PTOLEMY.
[From Reusner's Icones.]

The portolanos, however, never lost their importance. Nordenskiöld says that, from the great number of them still extant in Italy, we may deduce that they had a greater circulation during the sixteenth century than printed cartographical works. About five hundred of these sea-charts are known in Italian libraries, and the greater proportion of them are of Italian origin.

Latin text of Ptolemy.

The Donis maps.

It is a composite Latin text, brought into final shape by Jacobus Angelus not far from 1400-1410, which was the basis of the early printed editions of Ptolemy. This version was for a while circulated in manuscript, sometimes with copies of the maps of the Old World having a Latinized nomenclature; and the public libraries of Europe contain here and there specimens of these early copies, one of which it is thought was known to Pierre d'Ailly. It is a question if Angelus supplied the maps which accompanied these early manuscripts, and which got into the Bologna edition of 1462 (wrongly dated for 1472), and into the metrical version of Berlingièri. These maps, whether always the same in the early manuscripts or not, were later superseded by a new set of maps made by a German cartographer, Nicolaus Donis, which he added to a revision of Angelus's Latin text. These later maps were close copies of the original Greek maps, and were accompanied by others of a similar workmanship, which represented better knowledge than the Greeks had.

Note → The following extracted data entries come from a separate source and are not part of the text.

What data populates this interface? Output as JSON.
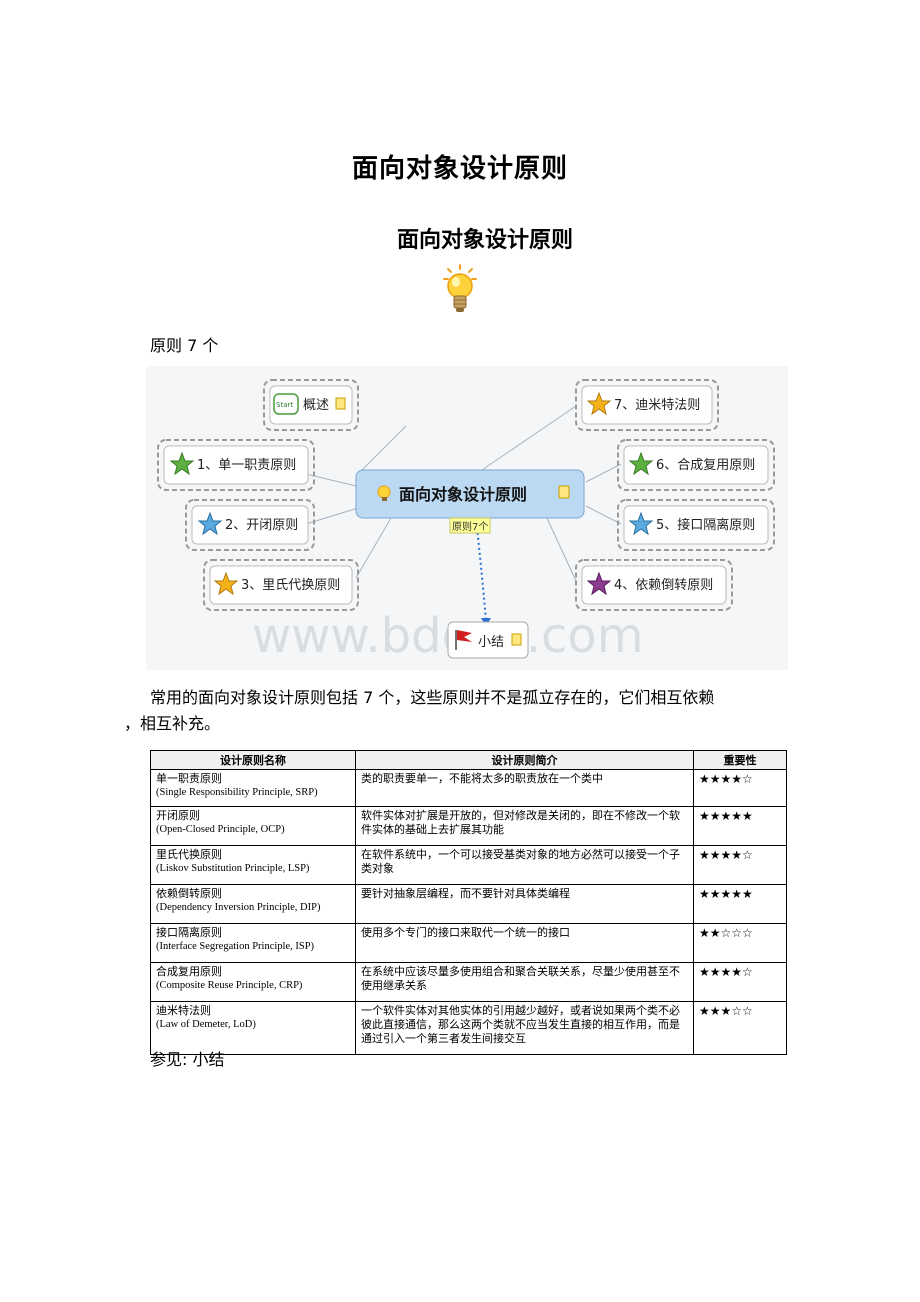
{
  "document": {
    "title": "面向对象设计原则",
    "subtitle": "面向对象设计原则",
    "count_line": "原则 7 个",
    "description_line1": "常用的面向对象设计原则包括 7 个，这些原则并不是孤立存在的，它们相互依赖",
    "description_line2": "，相互补充。",
    "see_also": "参见: 小结"
  },
  "mindmap": {
    "center": "面向对象设计原则",
    "link_label": "原则7个",
    "start_badge": "Start",
    "watermark": "www.bdocx.com",
    "nodes": {
      "overview": "概述",
      "srp": "1、单一职责原则",
      "ocp": "2、开闭原则",
      "lsp": "3、里氏代换原则",
      "dip": "4、依赖倒转原则",
      "isp": "5、接口隔离原则",
      "crp": "6、合成复用原则",
      "lod": "7、迪米特法则",
      "summary": "小结"
    },
    "colors": {
      "green_star": "#5bb040",
      "blue_star": "#5aa9df",
      "yellow_star": "#f5b21b",
      "purple_star": "#8b3c8e",
      "center_fill": "#bcd9f3",
      "link_label_bg": "#ffff99"
    }
  },
  "table": {
    "headers": [
      "设计原则名称",
      "设计原则简介",
      "重要性"
    ],
    "rows": [
      {
        "name": "单一职责原则",
        "en": "(Single Responsibility  Principle, SRP)",
        "desc": "类的职责要单一，不能将太多的职责放在一个类中",
        "stars": "★★★★☆"
      },
      {
        "name": "开闭原则",
        "en": "(Open-Closed Principle,  OCP)",
        "desc": "软件实体对扩展是开放的，但对修改是关闭的，即在不修改一个软件实体的基础上去扩展其功能",
        "stars": "★★★★★"
      },
      {
        "name": "里氏代换原则",
        "en": "(Liskov Substitution  Principle, LSP)",
        "desc": "在软件系统中，一个可以接受基类对象的地方必然可以接受一个子类对象",
        "stars": "★★★★☆"
      },
      {
        "name": "依赖倒转原则",
        "en": "(Dependency Inversion Principle, DIP)",
        "desc": "要针对抽象层编程，而不要针对具体类编程",
        "stars": "★★★★★"
      },
      {
        "name": "接口隔离原则",
        "en": "(Interface  Segregation  Principle, ISP)",
        "desc": "使用多个专门的接口来取代一个统一的接口",
        "stars": "★★☆☆☆"
      },
      {
        "name": "合成复用原则",
        "en": "(Composite Reuse Principle,  CRP)",
        "desc": "在系统中应该尽量多使用组合和聚合关联关系，尽量少使用甚至不使用继承关系",
        "stars": "★★★★☆"
      },
      {
        "name": "迪米特法则",
        "en": "(Law of Demeter,  LoD)",
        "desc": "一个软件实体对其他实体的引用越少越好，或者说如果两个类不必彼此直接通信，那么这两个类就不应当发生直接的相互作用，而是通过引入一个第三者发生间接交互",
        "stars": "★★★☆☆"
      }
    ]
  }
}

In 1478 these Donis maps were first engraved on copper, and were used in the later editions of 1490, and slightly corrected in those of 1507 and 1508. The engravers were Schweinheim and Buckinck, and their work, following copies of it in the edition of 1490, has been admirably reproduced in The Facsimile Atlas of Nordenskiöld (Stockholm, 1889).

DONIS, 1482.

Greenland in maps.

Meanwhile, editions of the text of Angelus had been issued at Ulm in 1482, and giving additions in 1486, with woodcut maps, the same in both issues on a different projection, assigned to Dominus Nicolaus Germanus, who had, according to Nordenskiöld, completed the manuscript fifteen years earlier. It is significant, perhaps, of the slowness with which the bruit of Portuguese discoveries to the south had traveled that there is in the maps of Africa no extension of Ptolemy's knowledge. But if they are deficient in the south, they are remarkable in the north for showing the coming America in a delineation of Greenland, which, as we have already pointed out, was no new object in the manuscript portolanos, even as far back as the early part of the same century.